Friday, 11 November 2016

It was a triumph for Trump. But for democracy? Not so much

It’s become a bit of a recurring refrain these days: you have to bow to the will of the people. And you have to learn to listen to them.

If you’re in any sense a democrat, then the first statement is so obvious as hardly to need saying. So why do people say it? 

Because they mean rather more than you might think. What they mean is that not only should we bow to the will of the majority, but we should like it. That’s no part of the democratic compact. We have every right to oppose a decision of the people and to try to amend it; the only obligation on us is to accept that if the will of the people remains firm, we have to acquiesce to its ultimately being acted upon, however much we dislike.

What about listening to people? I keep being told that too, and it’s another obvious idea. So again the people who say it must mean more than the words suggest. They are asking us not so much to listen, but to go along with what we’re hearing. If people are saying that there are too many immigrants, I feel I can listen and then explain, yet again, in the clearest possible terms, and with as much patience as I can muster, that they’re problems aren’t being caused by immigrants.

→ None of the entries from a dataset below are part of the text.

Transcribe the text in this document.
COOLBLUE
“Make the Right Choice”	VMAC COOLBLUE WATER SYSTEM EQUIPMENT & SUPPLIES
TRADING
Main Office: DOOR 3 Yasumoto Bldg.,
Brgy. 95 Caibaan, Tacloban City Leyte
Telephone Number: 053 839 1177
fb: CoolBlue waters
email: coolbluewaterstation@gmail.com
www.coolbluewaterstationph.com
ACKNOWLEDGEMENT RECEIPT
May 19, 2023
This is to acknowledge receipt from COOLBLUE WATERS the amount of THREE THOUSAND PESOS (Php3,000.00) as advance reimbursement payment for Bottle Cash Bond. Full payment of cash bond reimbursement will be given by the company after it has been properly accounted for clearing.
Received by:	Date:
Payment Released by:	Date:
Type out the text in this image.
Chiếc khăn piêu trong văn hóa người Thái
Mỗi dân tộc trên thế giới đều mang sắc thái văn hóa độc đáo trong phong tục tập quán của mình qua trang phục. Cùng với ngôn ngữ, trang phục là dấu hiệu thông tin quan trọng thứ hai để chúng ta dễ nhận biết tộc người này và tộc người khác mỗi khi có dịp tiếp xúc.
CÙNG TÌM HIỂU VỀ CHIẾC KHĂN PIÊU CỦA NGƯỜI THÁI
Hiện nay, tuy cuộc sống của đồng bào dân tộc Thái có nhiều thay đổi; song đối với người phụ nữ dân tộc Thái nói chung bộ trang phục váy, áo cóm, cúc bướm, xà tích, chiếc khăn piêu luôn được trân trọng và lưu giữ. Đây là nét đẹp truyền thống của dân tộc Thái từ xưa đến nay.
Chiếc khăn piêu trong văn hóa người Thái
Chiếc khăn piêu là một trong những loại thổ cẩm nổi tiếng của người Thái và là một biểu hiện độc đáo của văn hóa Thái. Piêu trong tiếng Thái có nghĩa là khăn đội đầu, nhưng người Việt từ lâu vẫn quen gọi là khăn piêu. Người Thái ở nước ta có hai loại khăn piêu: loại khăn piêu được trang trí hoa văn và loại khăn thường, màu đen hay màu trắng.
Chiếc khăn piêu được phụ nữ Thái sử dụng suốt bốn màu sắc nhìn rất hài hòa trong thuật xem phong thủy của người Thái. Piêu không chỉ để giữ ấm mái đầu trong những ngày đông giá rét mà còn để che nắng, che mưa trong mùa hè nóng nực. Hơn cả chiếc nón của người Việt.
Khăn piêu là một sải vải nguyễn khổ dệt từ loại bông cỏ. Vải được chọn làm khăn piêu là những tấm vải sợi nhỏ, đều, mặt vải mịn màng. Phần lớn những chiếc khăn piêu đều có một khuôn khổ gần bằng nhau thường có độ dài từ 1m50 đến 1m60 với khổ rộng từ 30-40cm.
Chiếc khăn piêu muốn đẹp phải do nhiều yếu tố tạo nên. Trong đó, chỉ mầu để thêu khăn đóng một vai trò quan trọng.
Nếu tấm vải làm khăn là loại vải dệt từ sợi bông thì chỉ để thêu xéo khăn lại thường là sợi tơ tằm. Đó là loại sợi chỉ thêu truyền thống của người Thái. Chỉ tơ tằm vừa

Indeed, by focusing on immigrants, they let off the hook the very groups they should be targeting: employers pressing down on wages, reducing rights at work, making jobs as precarious as possible, all with the support of a government that regards being “business-friendly” as meaning backing those employers, reducing their taxes while increasing everyone else’s, and recouping the money by cutting back on benefits. Opposing racism, as well as being morally right, also makes good economic sense. So I’m fully prepared to listen, but not with a view to reaching some kind of compromise with notions that are both repugnant and counter-productive.

What does all this mean in practice, right now? Well, in the US, we are under an obligation to accept the outcome of the 8 November election. It was fought under long-accepted rules – the provisions of the US constitution – and Trump won. We have to accept that he has the right to occupy the White House.

But that’s as far as I’m prepared to go towards all those people who tell me to knuckle down and stop complaining about his victory. Why shouldn’t I complain? It is perfectly democratic to prepare to oppose him. And this is particularly true in the case of Trump: his victory may have been won under the rules, but it wasn’t democratic, in the strict sense that it did not reflect the will of the people. Why?

Trump: elected but not democratically
Because Hillary Clinton beat him. She took 60,556, 142 votes to his 60,116,240, a clear majority of 439,902 even though it was small (under 0.4%).

Why was she denied?

Well, as its name implies, the United States was set up by a bunch of states which agreed to pool their sovereignty. They certainly weren’t prepared to give up all control over their lives though they went a great deal further than, say, the European Union, where states are retaining so much of their sovereignty that one of them, Britain, is even packing its bags and leaving.

One of the impacts of the retention of states’ rights in the US was that the President would not be elected directly by the people but the states, though with each state casting a vote weighted to reflect the size of its population. In other words, the President is elected indirectly with voters only choosing electors, state by state, and the electors choosing the President.

This can obviously create a situation where the people’s choice is out of line with the electors’, as it did this week. The phenomenon is relatively rare but, strangely, it has happened twice in the last five elections. In 2000, Republican George Dubya Bush beat Al Gore despite having fewer votes, before Donald Trump pulled off the same trick against Hillary Clinton this week.

Just in case anybody has forgotten, Dubya was the man who seemed to fulfil HL Mencken’s famous forecast:

As democracy is perfected, the office of president represents, more and more closely, the inner soul of the people. On some great and glorious day the plain folks of the land will reach their heart's desire at last and the White House will be adorned by a downright moron.

He took us into the Iraq War, one of the most appalling decisions of recent decades, which has left the Middle East in chaos and led to the emergence of so-called ISIS with the atrocities that we know followed.

Now we have Donald Trump elected in the same way, against the will of the people. This is encouraging, if only because it shows that there’s still a majority in the US against the unstable bigotry Trump represents. He seems likely to illustrate Mencken’s prediction about the Presidency, even more fully than Dubya did.

So, Trump has won the office, in accordance with the rules. We have to accept that. But he doesn’t represent the will of the people and lacks democratic legitimacy.

Given the fear we must have that he’ll take decisions even more catastrophic than Dubya’s over Iraq, why on Earth shouldn’t we oppose them?